Russland gab am Mittwoch bekannt, dass es eine groß angelegte Nuklearübung durchgeführt habe, bei der Atomsprengköpfe auf mobilen ballistischen Raketensystemen vom Typ Iskander-M stationiert wurden. Diese Machtdemonstration erfolgt inmitten zunehmender Spannungen mit dem Westen.
Das russische Verteidigungsministerium veröffentlichte Bilder, die Soldaten beim Transport von Atomsprengköpfen, deren Montage auf mobilen Abschussvorrichtungen und dem anschließenden Transport der Systeme zu Feuerstellungen zeigen.

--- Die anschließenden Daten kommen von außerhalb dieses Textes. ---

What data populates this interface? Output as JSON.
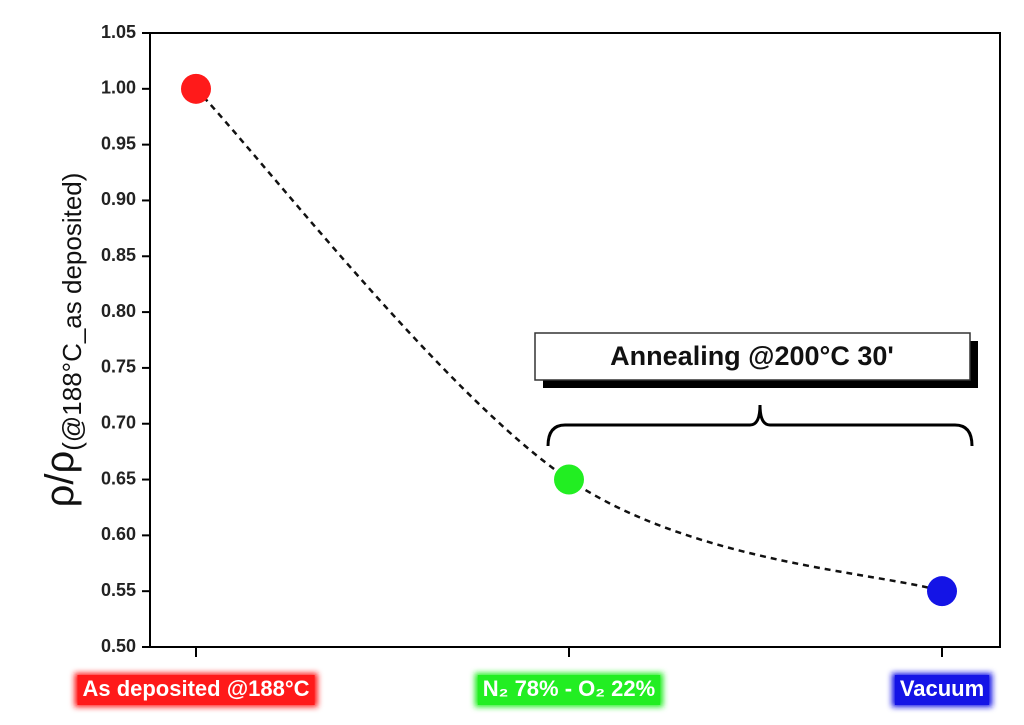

Moskau behauptet, die Truppen seien für die „höchste Einsatzbereitschaft für den Einsatz von Atomwaffen“ ausgebildet worden.
Laut russischen Behörden finden diese Manöver über drei Tage in Russland und Belarus statt. Die genauen Übungsorte wurden nicht bekannt gegeben. Videos des Ministeriums zeigen unter anderem technische Teams bei der Vorbereitung der Startrohre für Iskander-M-Raketen, die konventionelle oder nukleare Sprengköpfe tragen können.
Diese Übung findet inmitten extrem hoher Spannungen zwischen Moskau und den westlichen Ländern seit Beginn des Ukraine-Krieges statt. Der Kreml stellt den Konflikt regelmäßig als existenzielle Konfrontation zwischen Russland und dem von der NATO geführten Westen dar.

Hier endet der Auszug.